Aspirational marketing like this always carries the implicit message that if you want to be x kind of person, all you need to do is buy product y. Choosy moms choose Jif (because what could be better for you than peanut-flavored hydrogenated oil sweetened with high fructose corn syrup?). Trendy hip mothers buy stripy shirts and neon nail polish to paint on their boys' toes. I'd like to think that my relationship with my child is not dependent on material things. There's nothing I could buy that would make me be the kind of parent I want to be. And whenever I encounter marketing (every every every day) that suggests that I need to buy a product to be the kind of person I'm supposed to aspire to being, I feel insulted and manipulated. So Dr. Keith got it right. There is a problem here. It's just not the problems he identified.


  1. I really do think it's fear of the unknown and some really deep-seated insecurities in this type that prompts this kind of argument. I think the fear is that if gender roles loosen up, then the way they personally perform masculinity will be expected to change, and that seems scary.

  2. Maybe he's right in that, if gender expression is more open and flexible, maybe more trans people who would have suffered in silence will decide to transition. Which isn't a bad thing if you consider it from the less people suffering in silence angle, but is a bad thing if you believe that having trans people in the world is an intrinsicly bad thing.

  3. What do you mean when you say masculinity is a zero-sum competition? Say more about that.

  4. Ah, very interesting. Hm.

  5. diamondsforhorses4/16/2011

    Here's your problem with #5. People like this guy don't think that gender is a performance - it's inborn.
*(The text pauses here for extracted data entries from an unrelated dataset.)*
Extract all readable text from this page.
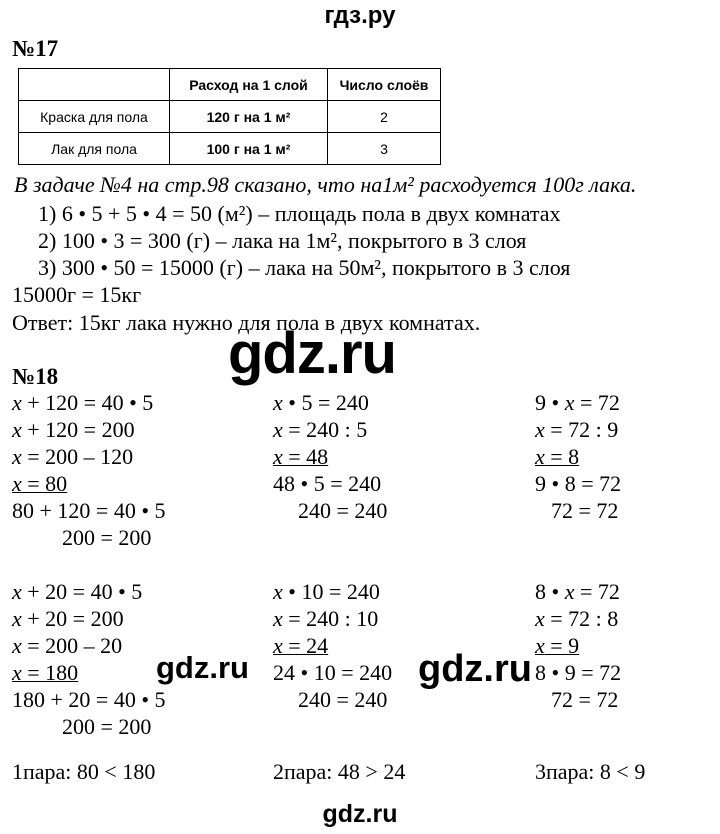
гдз.ру
№17
	Расход на 1 слой	Число слоёв
Краска для пола	120 г на 1 м²	2
Лак для пола	100 г на 1 м²	3
В задаче №4 на стр.98 сказано, что на1м² расходуется 100г лака.
1) 6 • 5 + 5 • 4 = 50 (м²) – площадь пола в двух комнатах
2) 100 • 3 = 300 (г) – лака на 1м², покрытого в 3 слоя
3) 300 • 50 = 15000 (г) – лака на 50м², покрытого в 3 слоя
15000г = 15кг
Ответ: 15кг лака нужно для пола в двух комнатах.
gdz.ru
№18
x + 120 = 40 • 5
x + 120 = 200
x = 200 – 120
x = 80
80 + 120 = 40 • 5
200 = 200
x • 5 = 240
x = 240 : 5
x = 48
48 • 5 = 240
240 = 240
9 • x = 72
x = 72 : 9
x = 8
9 • 8 = 72
72 = 72
x + 20 = 40 • 5
x + 20 = 200
x = 200 – 20
x = 180
180 + 20 = 40 • 5
200 = 200
x • 10 = 240
x = 240 : 10
x = 24
24 • 10 = 240
240 = 240
8 • x = 72
x = 72 : 8
x = 9
8 • 9 = 72
72 = 72
gdz.ru	gdz.ru
1пара: 80 < 180	2пара: 48 > 24	3пара: 8 < 9
gdz.ru
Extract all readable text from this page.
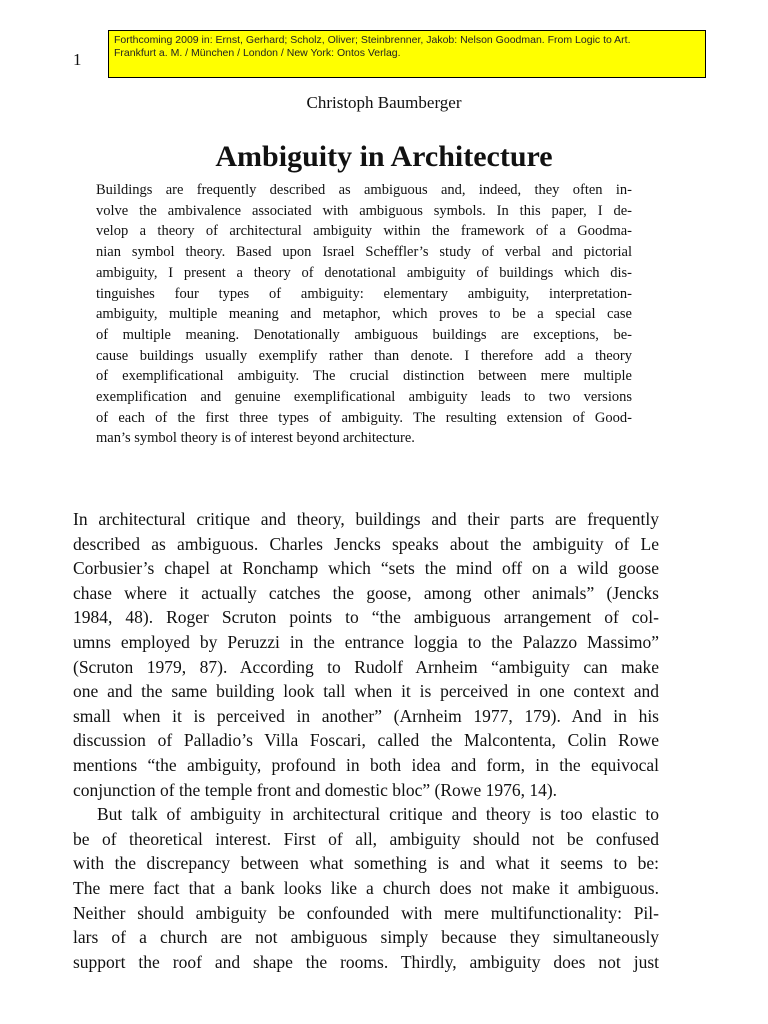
1
Forthcoming 2009 in: Ernst, Gerhard; Scholz, Oliver; Steinbrenner, Jakob: Nelson Goodman. From Logic to Art.
Frankfurt a. M. / München / London / New York: Ontos Verlag.
Christoph Baumberger
Ambiguity in Architecture
Buildings are frequently described as ambiguous and, indeed, they often in-
volve the ambivalence associated with ambiguous symbols. In this paper, I de-
velop a theory of architectural ambiguity within the framework of a Goodma-
nian symbol theory. Based upon Israel Scheffler’s study of verbal and pictorial
ambiguity, I present a theory of denotational ambiguity of buildings which dis-
tinguishes four types of ambiguity: elementary ambiguity, interpretation-
ambiguity, multiple meaning and metaphor, which proves to be a special case
of multiple meaning. Denotationally ambiguous buildings are exceptions, be-
cause buildings usually exemplify rather than denote. I therefore add a theory
of exemplificational ambiguity. The crucial distinction between mere multiple
exemplification and genuine exemplificational ambiguity leads to two versions
of each of the first three types of ambiguity. The resulting extension of Good-
man’s symbol theory is of interest beyond architecture.
In architectural critique and theory, buildings and their parts are frequently
described as ambiguous. Charles Jencks speaks about the ambiguity of Le
Corbusier’s chapel at Ronchamp which “sets the mind off on a wild goose
chase where it actually catches the goose, among other animals” (Jencks
1984, 48). Roger Scruton points to “the ambiguous arrangement of col-
umns employed by Peruzzi in the entrance loggia to the Palazzo Massimo”
(Scruton 1979, 87). According to Rudolf Arnheim “ambiguity can make
one and the same building look tall when it is perceived in one context and
small when it is perceived in another” (Arnheim 1977, 179). And in his
discussion of Palladio’s Villa Foscari, called the Malcontenta, Colin Rowe
mentions “the ambiguity, profound in both idea and form, in the equivocal
conjunction of the temple front and domestic bloc” (Rowe 1976, 14).
But talk of ambiguity in architectural critique and theory is too elastic to
be of theoretical interest. First of all, ambiguity should not be confused
with the discrepancy between what something is and what it seems to be:
The mere fact that a bank looks like a church does not make it ambiguous.
Neither should ambiguity be confounded with mere multifunctionality: Pil-
lars of a church are not ambiguous simply because they simultaneously
support the roof and shape the rooms. Thirdly, ambiguity does not just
So he's not going to agre with you on that.

  6. OK, but if it's really inborn, then no amount of toenail painting and wearing sundresses should be able to derail it, right? You can't escape biology...

  7. Anonymous5/04/2011

    The question isn't whether it is harmful for girls and boys to adopt the opposite role, but why feminists are so vehement on making them.

  8. That's interesting. Exactly how do feminists make boys and girls adopt the opposite roles?